Private Equity Firm Invests in China Outfitters

Many eyes are on men’s casual wear companies at the moment in China. The global private equity firm KKR & Co L.P. has announced that it plans to invest US$60 million in the Hong Kong initial public offering of China Outfitters Holdings Ltd 1146.HK.

As David Liu, CEO of KKR Greater China, said,

“The menswear market in China has enormous growth potential. Market leaders such as China Outfitters have significant room to increase market share.”

Private equity firms have been moving more into the field of offering pre-IPO financing. This field, prior to the 2008 financial crisis, was almost exclusively filled with hedge funds.

China Outfitters has menswear manufacturing and sales locations in China, but also have a long list of foreign brands. Their foreign brands include JEEP, Santa Barbara, Polo & Racquet Club and London Fog. In China, they make and sell menswear.

Baby Business Booming in China

Those in the baby business should definitely take note of China’s family planning. According to the National Bureau of Statistics predictions, China will experience a massive population boom from 2005 through 2020, with the country’s birth rate peaking in 2016.

Even more significantly, many Chinese families will target 2012 as the year to have a child, as it’s the year of the dragon.
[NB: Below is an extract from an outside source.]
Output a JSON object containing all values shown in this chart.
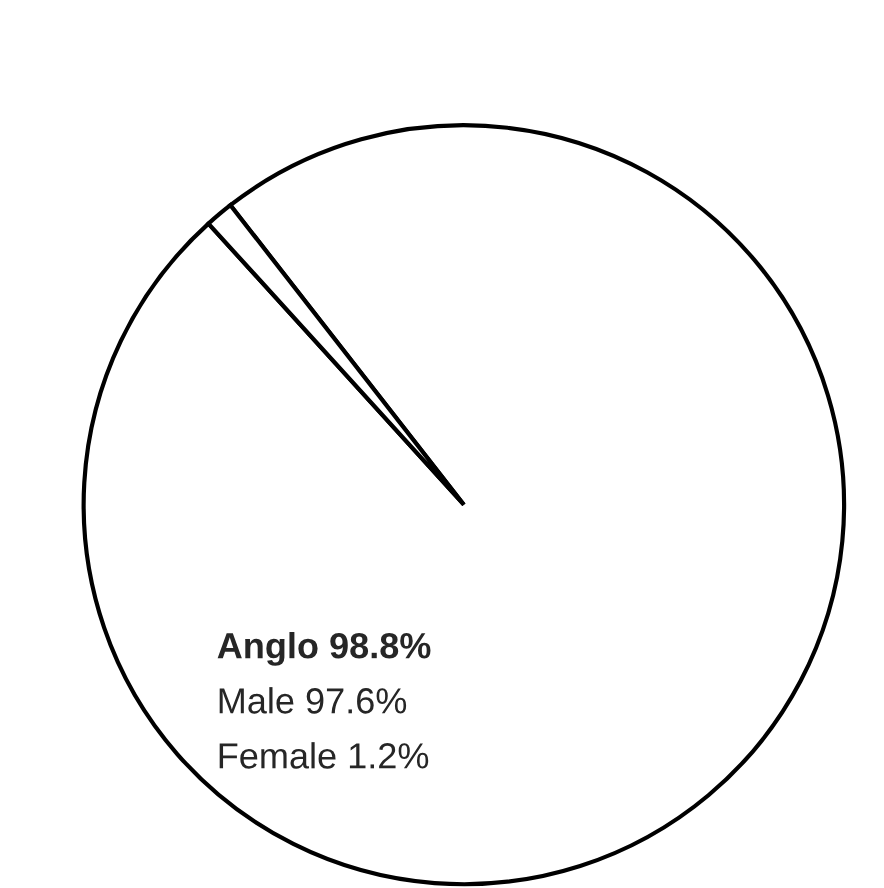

This icon symbolizes power and wealth, and 5% more babies are born under the dragon than are born with any other symbol.

As Jessie Guo, Jefferies Group Inc.’s Hong Kong-based head for consumer research in Asia, recently said, “The baby boom is a good investment idea in the near term. The growth is likely to sustain for the next two to three years.”

Michele Mak, a consumer-sector analyst at BNP Paribas chimed in and said, “The dragon year baby boom is almost a sure thing, which will boost the demand for infant products such as baby formula, diapers and clothes.”

Many people still believe that China has a strict one-child policy; that policy from 1979 has been modified to accommodate for China’s aging labor force. Couples who are both only children are now being allowed to have two kids of their own; and rural couples whose first child is a girl older than four are also allowed to have another child.

With the rise in income, this is set to create a niche market for baby-food and baby-care products that many would be smart to be part of.

Chinese Study on Branding Shows Important Changes

Agency Millward Brown and media company WPP have recently looked into Chinese branding and consumer opinions. Looking at the 50 most valuable Chinese brands, they found that 83% of consumers outside of China couldn’t name a single Chinese brand or company.

China, of course, wants to create a global present, as Adrian Gonzalez, the head of Greater China at Millward Brown, explained. Chinese brands clearly need to do much more work to become distinguishable in the competitive marketplace internationally.

In China, however, the brand study found that, of the 35,000 consumers, Chinese brand value has grown to US$325 billion in the last year. This is a 16% increase from the previous year.

Gonzalez said that today, “We’re seeing in many cases now that foreign companies feel the best way to succeed in China now is through acquiring a Chinese company.” He pointed out that this was not the case previously.

The study also showed a significant change in the use of state-owned enterprises, as the study showed that “Government protectionism is starting to wear thin.” This is a dramatic contrast to the findings in the 2010 study. Half of the brands that were on the list that were less favorable with consumers were state-owned.